Video shows the weird way water behaves in space
Scientists have a pretty good idea what happens to liquids on Earth when they are poured, sloshed or spilled.
But deep space is another matter altogether.
NASA engineers spend a surprisingly amount of time trying to understand how liquids behave in zero gravity. It isn't so much out of curiosity as much as a concern that its fuel tanks are safe.
NASA's most powerful rockets use liquid fuel, and when these rockets blast off, the propellants slosh around.
Most of the models out there can predict what happens to fuel on Earth but until now, not in space. Surface tension and capillary effects guide weightless propellants. Far from Earth, they could slosh and froth in unexpected ways.
"Modern computer models try to predict how liquid moves inside a propellant tank," said Brandon Marsell of NASA's Fluid Group at the Kennedy Space Center. "Most of the models we have were validated under 1G conditions on Earth. None have been validated in microgravity."
Enter the SPHERES-Slosh experiment.
"The International Space Station provides the perfect environment to conduct liquid behavior studies in microgravity," said the principal investigator, Paul Schallhorn, also at Kennedy. "So we have designed an experiment that simulates how rocket fuels move around inside their tanks."
Built by Prof. Dan Kirk and colleagues at the Florida Institute of Technology, SPHERES-Slosh is a fluid chamber buffered on each side by a pair of bowling ball-sized robots. Together, the robots move the chamber back and forth to mimic common spacecraft maneuvers such as the "BBQ roll," so-called attitude adjustments, and engine shutdowns.
In 2014, astronauts supervised the robots as they made three test runs using chambers 20 percent and 40 percent filled with fluid - much like a partially spent fuel tank.
The experiments are carried out using water mixed with a bit of green food coloring. A safe fluid for the space station, it also acts similarly to hydrazine, which is a propellant used by satellites.

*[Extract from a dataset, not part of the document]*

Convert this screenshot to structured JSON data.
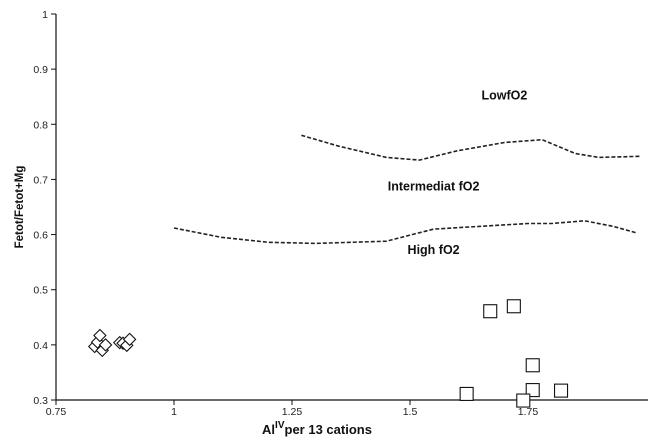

During the experiments, which can last as long as six hours, cameras, gyros and accelerometers record the motions of the water.
"We are getting great data," Marsell said. "So far, our computer models on Earth have done a good job predicting wave motions inside the chamber."
But the results have offered up one big surprise.
"It has to do with bubbles," Schallhorn said. "The way bubbles form and interact inside the chamber is surprising - and not predicted by our models. We were taken off guard with what we saw in the data."